Parlez wrote:Liz wrote:I can see it, Parlez. I think if life has been too good to you, you take if for granted. Then when death finally comes, it is more of a shock. I think it is harder to leave a life of good health and happiness than to leave a life of hardship and sickness. The odd thing about what Schnabel said, though, was that his dad was sick--he had cancer for almost 10 years. But maybe that is why he was so afraid of death--because he had escaped it for 10 years, and thus felt invincible.
Good points, Liz....very interesting.
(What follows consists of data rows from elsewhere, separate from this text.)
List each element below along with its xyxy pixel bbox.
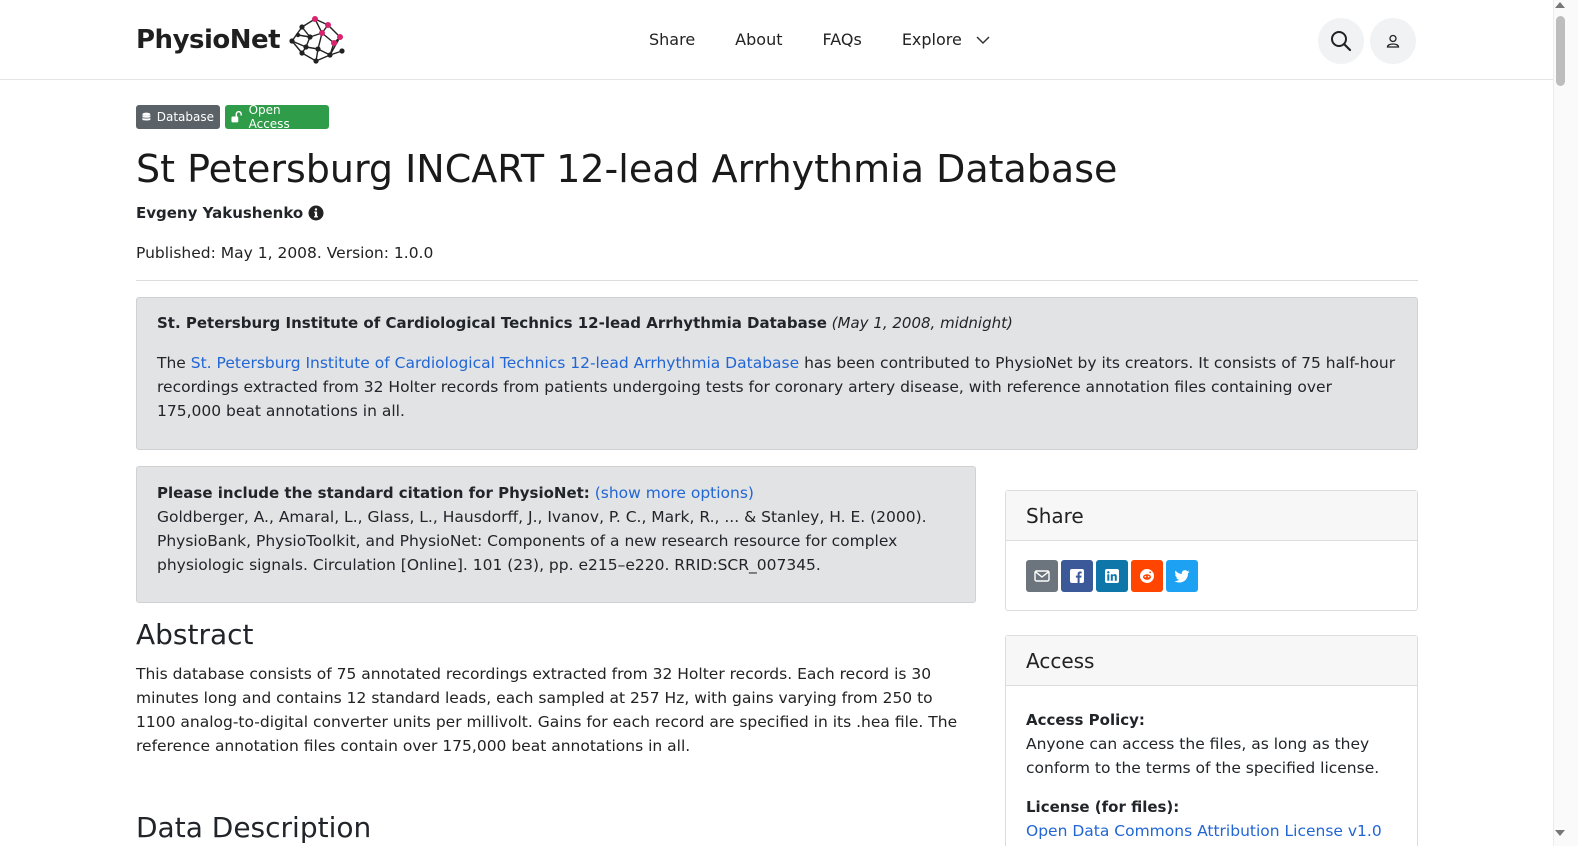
database-badge-label: Database — [156, 110, 214, 124]
share-card-title: Share — [1006, 491, 1417, 541]
license-label: License (for files): — [1026, 798, 1180, 816]
author-name: Evgeny Yakushenko — [136, 204, 304, 222]
email-icon — [1034, 570, 1050, 582]
access-card: Access Access Policy: Anyone can access … — [1005, 635, 1418, 846]
share-twitter-button[interactable] — [1166, 560, 1198, 592]
unlock-icon — [231, 111, 242, 123]
search-button[interactable] — [1318, 18, 1364, 64]
user-icon — [1386, 34, 1400, 48]
nav-about[interactable]: About — [735, 28, 782, 52]
abstract-heading: Abstract — [136, 618, 254, 651]
search-icon — [1331, 31, 1352, 52]
scroll-up-arrow-icon[interactable] — [1555, 2, 1565, 8]
database-badge: Database — [136, 105, 220, 129]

I would think that a person who had enjoyed good health and a long life would assume death would come as easily as life had come. But I wonder how much of Mr. Schnabel's terror came from tending to his wife and watching her slow, probably painful, departure...? Knowing he also had cancer might have led him to conclude he'd end up going the same way. The picture Julian paints shows his father as a devoted caregiver for his Mom...when that role ended, maybe his own mortality took center stage and overwhelmed him. Plus, I wonder if maybe he wasn't so much fearful about dying as he was frightened by the idea of needing to be similarly taken care of...?
Could be. And I’ve been thinking a lot about this since I last posted. I think that facing death is individual and personal, like Anna pointed out. Each of us deal with it differently, based on a lot of factors….our experience, environment, spiritual beliefs, cultural beliefs, and individual constitution, to name a few.